There may be no team in baseball that needed the All-Star break more than the Seattle Mariners.
Just a few short weeks ago, the team led the American League West by ten games and seemed on the brink of winning the division.
Flash forward to the All-Star break, and that lead is down to one, thanks to an offensive that has collapsed beyond all believable bounds and a resurgent Houston Astros team. The Mariners bellyflopped into the All-Star Break by losing three consecutive one-run games to the moribund Los Angeles Angels and have now eclipsed 1,000 team strikeouts before the season’s halfway point.
The Mariner’s +19 run differential is by far the lowest among any division leader, and despite being in first place for the bulk of the season’s halfway point, their playoff odds are now down to 57%, less than they were on an opening day, and lower than the odds of the Astros. Now, the Mariners find themselves in a position where they could be out of first place as soon as the end of the weekend as they play a critical three-game series against the Astros starting today.
The Mariners spent last offseason shuffling their roster to reduce the number of strikeouts. Instead, the team is on pace to shatter Major League records for the number of strikeouts in a season. To make matters worse, one of the players they jettisoned to cut down on those strikeouts, Teoscar Hernandez, started in the outfield for the National League All-Star Team on Tuesday night and won the Home Run Derby earlier in the week.
With their division lead shrinking by the day and their offense stuck in neutral, what can the Mariners do to shake up their fortunes before the July 30 trading deadline? They have three paths open to them.
- Hold on and Hope for the Best: Last month I recommended several levers the team could pull to try and improve without making a trade. They’ve already tried several of them with mixed results. If the team goes this route, they have two weeks to hope that backup catcher/designated hitter Mitch Garver, second baseman Jorge Polanco, first baseman Ty France, outfielder Mitch Haniger, and centerfielder Julio Rodriguez spent the all-star break figuring out what happened to them in the first half of discovering a way of making quick adjustments. Without any big moves, the team can let it ride right up to the deadline and then decide if the time has come to sell off pieces or if the ship has righted itself that no big changes are needed for the second half of the season.
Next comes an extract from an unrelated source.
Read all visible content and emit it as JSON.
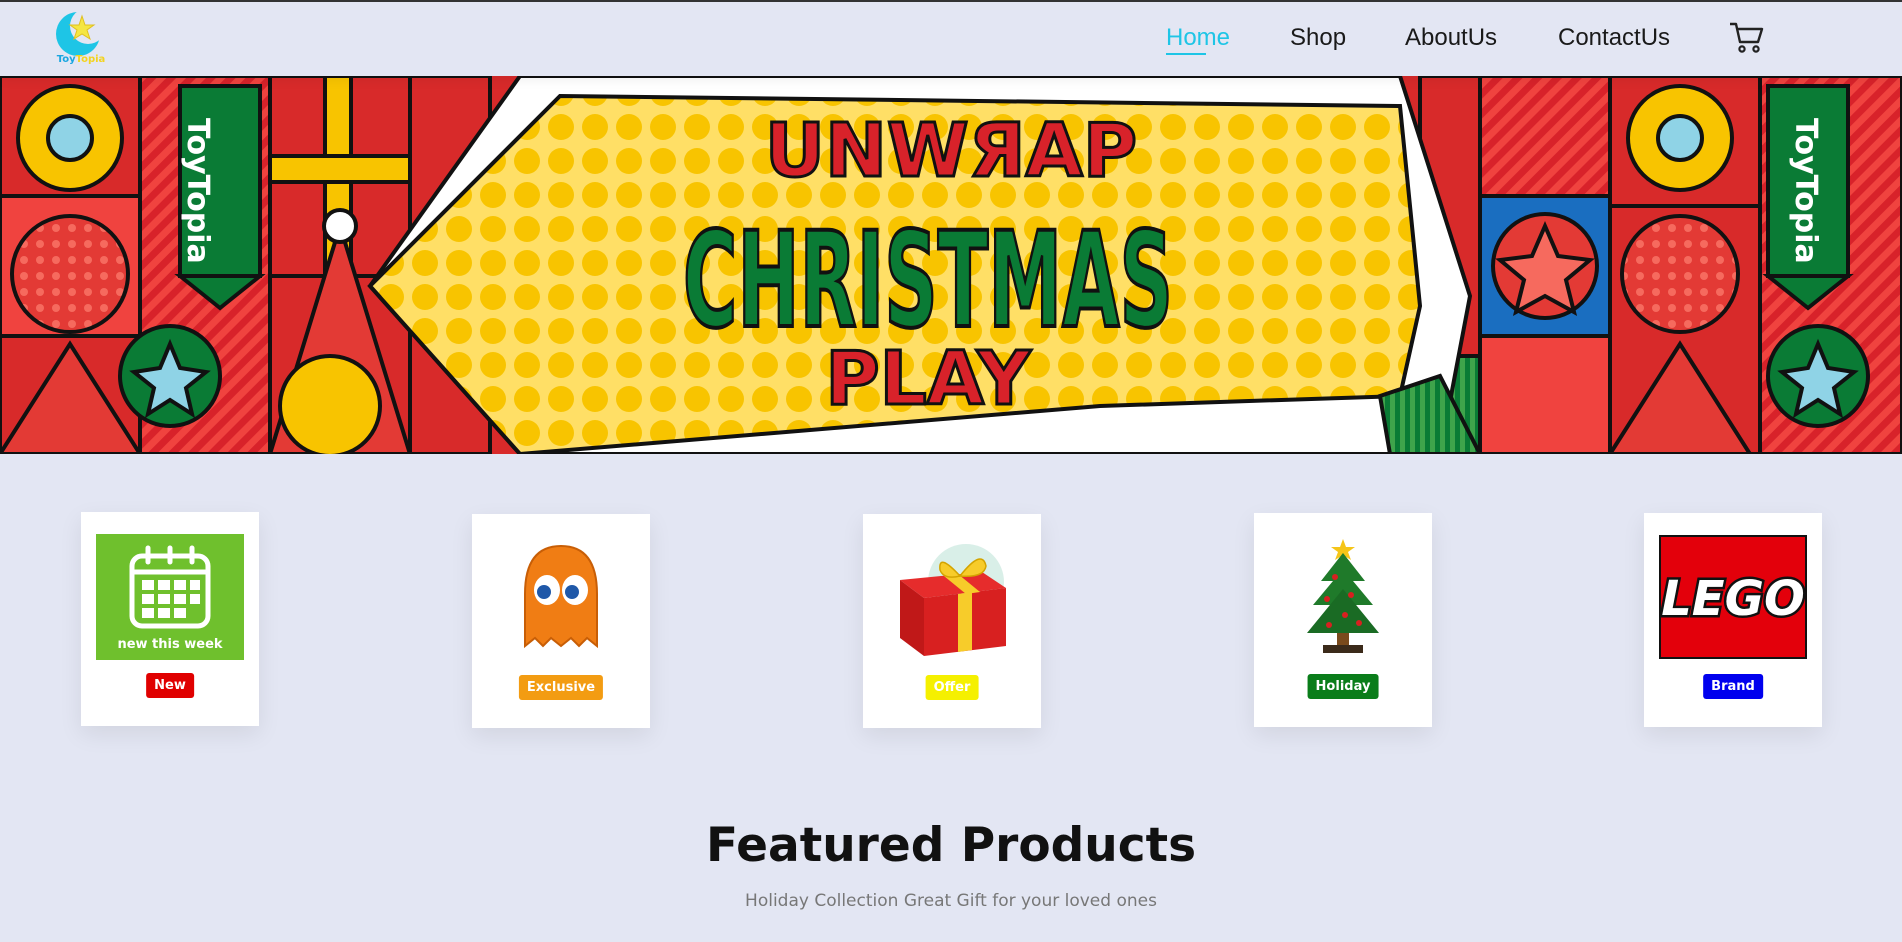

- Push all the chips to the middle: Both General Manager Jerry DiPoto and Manager Scott Servais are on thin ice. After making the playoffs two years ago, they fell flat last year, and ownership has made clear the expectation that this year’s team is good enough to compete for the playoffs. If DiPoto is feeling the pressure, he may be inclined to leverage the team’s stocked farm system to try and add a high-profile bat. The problem is that such additions are few and far between this year. In the American League, maybe six or seven teams could be considered to be out of playoff contention, and some of those, like the Texas Rangers, don’t figure to be trading impact pieces in favor of simply trying again next year. In the National League, it’s even fewer, with only two or three teams being out of the playoff chase. It is definitely a seller’s market, and the cost of the pieces that are available figures to be high. The Mariners certainly have pieces, like No.1 prospect 2B Colt Young, No. 2 prospect C Harry Ford, and No. 3 prospect 2B Colt Emerson, to bid for impact bats, but improving in the present will mean mortgaging a significant part of the future.
- The future is now: Interestingly, many of the team’s top prospects all play positions where they could use help, and several of them are close to Major League ready. Emerson likely would not be ready until 2026 and is coming off a significant injury, however Young and Ford have torn through the minor leagues and have been wrecking AA pitching this year enroute to being named to the Futures All-Star Game. Both are young, with Young just 20 and Ford 21. However, neither has anything left to prove, and a promotion to Tacoma for both may be coming in short order. Interestingly, the Mariners may have telegraphed their intentions before the All-Star break, saying that Ford may be coming up sooner rather than later if he’s not part of a trade. Last week, he played his first professional game at left field, a move I recommended last month. You don’t move a player to a new position in the middle of the season without a reason, and it just so happens the team has a black hole in the outfield that needs to be filled but doesn’t need another catcher. If neither are traded, it would not be shocking to see Young and Ford promoted to Tacoma just after the trade deadline, with a potential callup to the big leagues shortly thereafter. The team’s No. 6 prospect, first baseman Tyler Locklear, is currently obliterating the ball in Tacoma after a brief call-up to Seattle in June.
The third route is possibly the most exciting for the Mariners. It involves the least risk of having a traded prospect turn into a superstar on another team while buying the team time to improve around the margins before the deadline. Certainly, Young, Ford, and Locklear could fall flat on their face being pushed up the majors … but so have literally every other player the team has put at the positions they would play. When all the team has left to power its playoff chase is hopes and dreams, what’s the harm in dreaming a little?